Обычно отец, в хорошем настроении, ждал меня у дверей лицея, а потом мы вместе отправлялись в закусочную неподалеку от фуникулера — есть панцаротти и пастакрешута[8]. Отец расспрашивал про учителей, уроки, оценки, но у меня создавалось впечатление, что мои рассказы ему не интересны, что он притворяется. Впрочем, школьная тема быстро исчерпывалась, ни о чем другом отец не заговаривал, я не осмеливалась спрашивать его о новой жизни, так что мы просто молчали.
Молчание меня расстраивало и злило, я чувствовала, что отец постепенно перестает быть мне отцом. Он посматривал на меня, когда думал, что я отвлеклась и не чувствую его взгляда, но я все чувствовала, взгляд у него был растерянный, он словно с трудом меня узнавал — всю, с головы до ног, в черном, ярко накрашенную. А может, он теперь слишком хорошо меня знал и лучше, чем когда я была его любимейшей дочерью, понимал, до чего я двуличная и коварная. Проводив меня до дома, он вновь становился ласковым, целовал меня в лоб, говорил: “Маме привет”. Я прощалась с ним и, как только дверь подъезда захлопывалась у меня за спиной, с грустью воображала, как он с облегчением уезжает, давя на газ.
Нередко, поднимаясь по лестнице или в лифте, я напевала неаполитанские песни, которые вообще-то терпеть не могла. Я строила из себя певицу, немного обнажала грудь и вполголоса издавала звуки, которые казались мне невероятно смешными. На лестничной площадке я поправляла одежду, открывала дверь своим ключом и обнаруживала маму, которая к этому времени возвращалась из лицея.
— Тебе привет от папы.
— Спасибо.
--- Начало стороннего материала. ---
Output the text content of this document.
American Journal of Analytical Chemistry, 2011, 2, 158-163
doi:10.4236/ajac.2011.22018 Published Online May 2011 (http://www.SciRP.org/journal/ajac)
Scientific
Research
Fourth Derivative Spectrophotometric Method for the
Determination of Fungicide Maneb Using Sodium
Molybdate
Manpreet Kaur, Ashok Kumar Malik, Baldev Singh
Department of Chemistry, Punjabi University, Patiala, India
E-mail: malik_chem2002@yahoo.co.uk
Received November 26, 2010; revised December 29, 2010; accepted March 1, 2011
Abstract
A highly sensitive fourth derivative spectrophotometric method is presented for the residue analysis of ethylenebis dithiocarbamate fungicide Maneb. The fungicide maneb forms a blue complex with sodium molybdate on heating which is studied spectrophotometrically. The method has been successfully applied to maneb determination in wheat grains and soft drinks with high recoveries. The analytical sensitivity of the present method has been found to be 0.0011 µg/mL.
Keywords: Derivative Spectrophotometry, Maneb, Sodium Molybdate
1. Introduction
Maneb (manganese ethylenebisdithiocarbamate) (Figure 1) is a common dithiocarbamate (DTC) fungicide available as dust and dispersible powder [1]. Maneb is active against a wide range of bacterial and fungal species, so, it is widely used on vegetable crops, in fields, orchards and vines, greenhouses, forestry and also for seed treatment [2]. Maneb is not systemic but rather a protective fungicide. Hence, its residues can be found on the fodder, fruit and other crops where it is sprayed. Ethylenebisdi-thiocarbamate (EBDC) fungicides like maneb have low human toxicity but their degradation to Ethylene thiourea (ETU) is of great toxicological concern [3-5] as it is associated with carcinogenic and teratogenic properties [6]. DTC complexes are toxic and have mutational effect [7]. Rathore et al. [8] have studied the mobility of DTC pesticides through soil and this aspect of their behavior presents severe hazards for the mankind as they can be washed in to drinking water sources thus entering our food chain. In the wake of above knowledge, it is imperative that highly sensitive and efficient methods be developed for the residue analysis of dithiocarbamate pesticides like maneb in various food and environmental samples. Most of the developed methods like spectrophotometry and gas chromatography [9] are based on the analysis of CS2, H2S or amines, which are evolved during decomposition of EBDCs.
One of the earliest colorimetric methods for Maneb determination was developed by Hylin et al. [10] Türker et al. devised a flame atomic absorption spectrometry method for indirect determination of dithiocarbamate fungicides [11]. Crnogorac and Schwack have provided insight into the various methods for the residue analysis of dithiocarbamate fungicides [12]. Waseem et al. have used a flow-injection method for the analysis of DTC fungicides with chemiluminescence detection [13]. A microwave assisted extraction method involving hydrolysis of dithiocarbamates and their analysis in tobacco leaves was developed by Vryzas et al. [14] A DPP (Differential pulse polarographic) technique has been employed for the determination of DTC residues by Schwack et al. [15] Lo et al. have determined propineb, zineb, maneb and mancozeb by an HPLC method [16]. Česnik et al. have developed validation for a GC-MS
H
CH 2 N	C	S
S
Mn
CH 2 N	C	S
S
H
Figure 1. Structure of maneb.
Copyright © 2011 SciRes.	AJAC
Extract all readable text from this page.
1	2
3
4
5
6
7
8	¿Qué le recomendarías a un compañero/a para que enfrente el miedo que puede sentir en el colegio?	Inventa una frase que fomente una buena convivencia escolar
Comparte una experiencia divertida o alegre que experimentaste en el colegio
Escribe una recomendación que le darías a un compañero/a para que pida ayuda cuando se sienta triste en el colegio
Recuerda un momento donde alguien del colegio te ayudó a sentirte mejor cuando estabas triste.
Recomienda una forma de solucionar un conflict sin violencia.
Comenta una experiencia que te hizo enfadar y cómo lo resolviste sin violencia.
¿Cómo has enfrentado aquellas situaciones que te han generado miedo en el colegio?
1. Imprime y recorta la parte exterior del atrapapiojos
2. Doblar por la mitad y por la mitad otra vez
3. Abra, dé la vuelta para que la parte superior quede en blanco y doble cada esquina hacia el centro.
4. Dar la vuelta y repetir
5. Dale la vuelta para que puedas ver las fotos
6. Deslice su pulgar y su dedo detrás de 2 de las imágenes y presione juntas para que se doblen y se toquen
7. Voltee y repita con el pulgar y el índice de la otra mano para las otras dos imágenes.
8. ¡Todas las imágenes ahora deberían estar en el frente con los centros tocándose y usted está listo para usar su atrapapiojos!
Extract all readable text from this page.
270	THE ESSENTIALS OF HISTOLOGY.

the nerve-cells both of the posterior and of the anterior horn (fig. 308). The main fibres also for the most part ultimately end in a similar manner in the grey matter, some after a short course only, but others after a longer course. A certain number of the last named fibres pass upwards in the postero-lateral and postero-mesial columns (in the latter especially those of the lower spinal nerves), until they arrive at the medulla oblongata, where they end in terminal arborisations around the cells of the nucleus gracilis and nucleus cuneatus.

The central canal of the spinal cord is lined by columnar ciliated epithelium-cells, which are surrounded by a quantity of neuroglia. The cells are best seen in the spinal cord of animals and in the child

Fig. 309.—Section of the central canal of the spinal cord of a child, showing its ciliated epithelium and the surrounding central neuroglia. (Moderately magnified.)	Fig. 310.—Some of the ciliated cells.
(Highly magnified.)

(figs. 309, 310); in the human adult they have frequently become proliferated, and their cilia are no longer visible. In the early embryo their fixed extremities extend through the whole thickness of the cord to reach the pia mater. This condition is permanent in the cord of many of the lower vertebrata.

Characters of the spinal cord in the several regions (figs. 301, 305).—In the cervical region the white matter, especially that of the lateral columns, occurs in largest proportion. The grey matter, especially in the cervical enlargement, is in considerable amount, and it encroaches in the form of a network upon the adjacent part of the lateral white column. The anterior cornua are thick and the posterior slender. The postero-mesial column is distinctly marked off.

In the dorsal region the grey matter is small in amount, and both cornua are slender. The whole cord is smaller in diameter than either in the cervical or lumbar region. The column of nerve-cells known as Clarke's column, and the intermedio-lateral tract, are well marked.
Ты пообедала?
— Да.
— Что ты ела?
— Панцаротти и пастакрешута.
— Скажи ему, пожалуйста, что нельзя питаться только этим. Кстати, ему это тоже вредно.
Я удивлялась искреннему тону последней фразы, как и многих других фраз, которые иногда вырывались у мамы. После бесконечного отчаянья что-то в ней начало меняться — возможно, отчаянье становилось другим. Мама была совсем тощая, кожа да кости, она курила больше Виттории, сильно горбилась, а когда сидела за работой, ее фигура напоминала крючок, заброшенный, чтобы выловить неведомую рыбу. Тем не менее в последнее время она переживала не столько из-за себя, сколько из-за бывшего мужа. Иногда мне казалось, что она думает, будто он при смерти или уже умер, просто никто этого пока никто не заметил. Не то чтобы мама перестала винить отца во всех грехах, но обида смешивалась с беспокойством за него, она испытывала к отцу отвращение и одновременно опасалась, что без ее заботы он вскоре потеряет здоровье и даже жизнь. Я не знала, что делать. Мамин внешний вид внушал мне тревогу, но постепенная утрата интереса ко всему, кроме лет, прожитых с мужем, меня злила. Заглядывая в романы, которые она сейчас редактировала, а нередко и переписывала, я всегда обнаруживала талантливого мужчину, который по той или иной причине исчезал неведомо куда. А если у нас дома появлялась какая-нибудь из маминых подружек — обычно преподавательница лицея, где работала мама, — я часто слышала, как мама говорит: “У моего бывшего мужа множество недостатков, но в этом он совершенно прав, он говорит, что, он считает, что…”. Мама часто ссылалась на мнение папы и отзывалась о нем уважительно. Мало того: обнаружив, что отец теперь периодически печатается в “Унита”, мама, обычно покупавшая “Репубблика”, стала брать обе газеты; она показывала мне папину фамилию, подчеркивала отдельные фразы, вырезала его статьи. Про себя я думала, что если бы мужчина поступил со мной так, как отец поступил с мамой, я бы переломала ему ребра и вырвала сердце, я не сомневалась, что все это время мама мечтала сотворить с ним нечто похожее. Но теперь желчный сарказм постепенно уступал место культу памяти. Однажды вечером я увидела, как мама наводит порядок в семейных фотографиях, включая фотографии из железной коробки. Она сказала:
— Иди, взгляни, какой красивый здесь твой отец.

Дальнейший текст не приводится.